El precio mínimo para un apartamento de dos dormitorios en Venecia ahora llega a más de un millón de dólares. Esto le da el dudoso "privilegio" de que durante los inviernos tenga que entrar y salir de su casa o apartamento usando botas de goma.

Las autoridades de la ciudad construyen aceras elevadas temporales que permitan que los residentes y visitantes permanezcan por encima de las aguas del Mar Adriático que ahora inundan la ciudad durante las mareas altas con mayor frecuencia debido al calentamiento global.

Turistas de visita rápida

Un canal en Venecia Más y más residentes se mudan de Venecia debido a los altos precios turísticos.

Según el vice alcalde Michele Vianello, la actual mezcla poblacional veneciana es como sigue: 60,000 residentes permanentes, 60,000 visitantes diurnos (turistas y los que vienen de tierra firme, incluyendo camareros y ayudantes de tienda para atender las hordas de turistas) y 20,000 estudiantes universitarios.

"Lo que necesitamos no son más viviendas para los pobres, sino subsidios hipotecarios para familias de clase media que están siendo expulsadas de la ciudad por los altos precios turísticos," dice.

El crecimiento sostenido del turismo de alta boutique a inicios del nuevo milenio ha sido más que compensado por la disminución en el extremo inferior del mercado.

Decenas de miles de visitantes al día se apiñan en los vaporetti, los botes autobuses que recorren el Gran Canal.

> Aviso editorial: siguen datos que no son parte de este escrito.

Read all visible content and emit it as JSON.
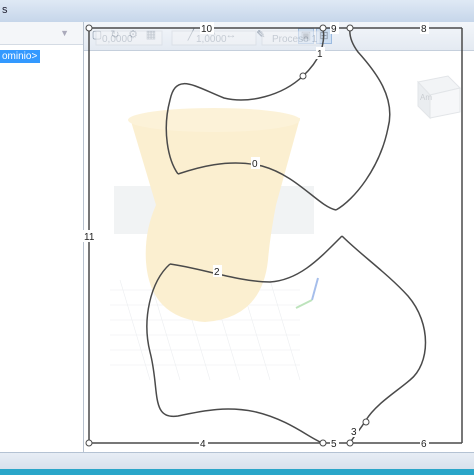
{
  "window": {
    "title_fragment": "s",
    "toolbar": {
      "coord_field": "0,0000",
      "scale_field": "1,0000",
      "phase_field": "Proceso 1"
    }
  },
  "tree": {
    "selected_item": "ominio>"
  },
  "sketch": {
    "edge_labels": [
      "0",
      "1",
      "2",
      "3",
      "4",
      "5",
      "6",
      "8",
      "9",
      "10",
      "11"
    ]
  },
  "viewcube": {
    "label": "Am"
  },
  "colors": {
    "stroke": "#4a4a4a",
    "highlight": "#3399ff",
    "ghost_solid": "#f5d27a"
  }
}
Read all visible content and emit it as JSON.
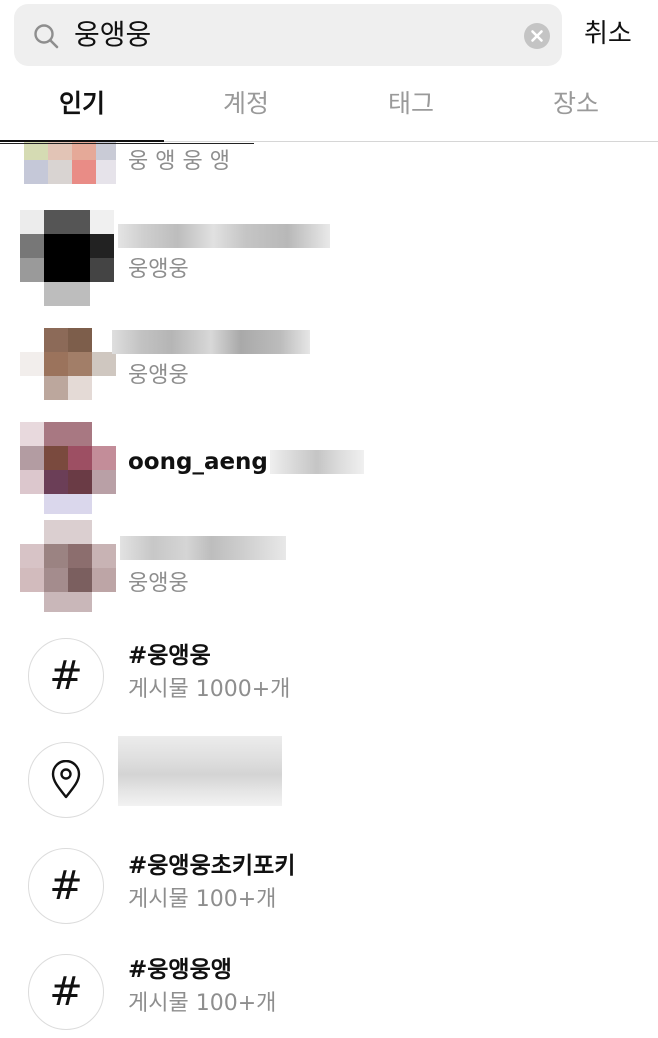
{
  "search": {
    "query": "웅앵웅",
    "cancel_label": "취소"
  },
  "tabs": [
    {
      "label": "인기",
      "active": true
    },
    {
      "label": "계정",
      "active": false
    },
    {
      "label": "태그",
      "active": false
    },
    {
      "label": "장소",
      "active": false
    }
  ],
  "results": [
    {
      "type": "account",
      "subtitle": "웅 앵 웅 앵"
    },
    {
      "type": "account",
      "subtitle": "웅앵웅"
    },
    {
      "type": "account",
      "subtitle": "웅앵웅"
    },
    {
      "type": "account",
      "username": "oong_aeng"
    },
    {
      "type": "account",
      "subtitle": "웅앵웅"
    },
    {
      "type": "hashtag",
      "icon": "hashtag-icon",
      "title": "#웅앵웅",
      "subtitle": "게시물 1000+개"
    },
    {
      "type": "place",
      "icon": "location-pin-icon"
    },
    {
      "type": "hashtag",
      "icon": "hashtag-icon",
      "title": "#웅앵웅초키포키",
      "subtitle": "게시물 100+개"
    },
    {
      "type": "hashtag",
      "icon": "hashtag-icon",
      "title": "#웅앵웅앵",
      "subtitle": "게시물 100+개"
    }
  ]
}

Gastan relativamente poco dinero y es común que se coman los emparedados que traen con ellos.

Los turistas diurnos de corta duración contribuyen poco a la economía local y las autoridades recientemente impusieron un impuesto de US$500 para que los autobuses de turistas puedan estacionarse mientras sus pasajeros tratan de ver las vistas de Venecia en unas pocas horas.

Por las noches, Venecia a veces se asemeja a un museo vacío, un pueblo fantasma.

Luego de las 23:00 hora local, cuando los viajeros diurnos han salido y los restaurantes y bares están cerrados, los canales y calles - calles estrechas que intersectan las islas sobre las cuales Venecia está construida - están casi desiertos.

Mañana, otras 60,000 personas llegarán - y partirán.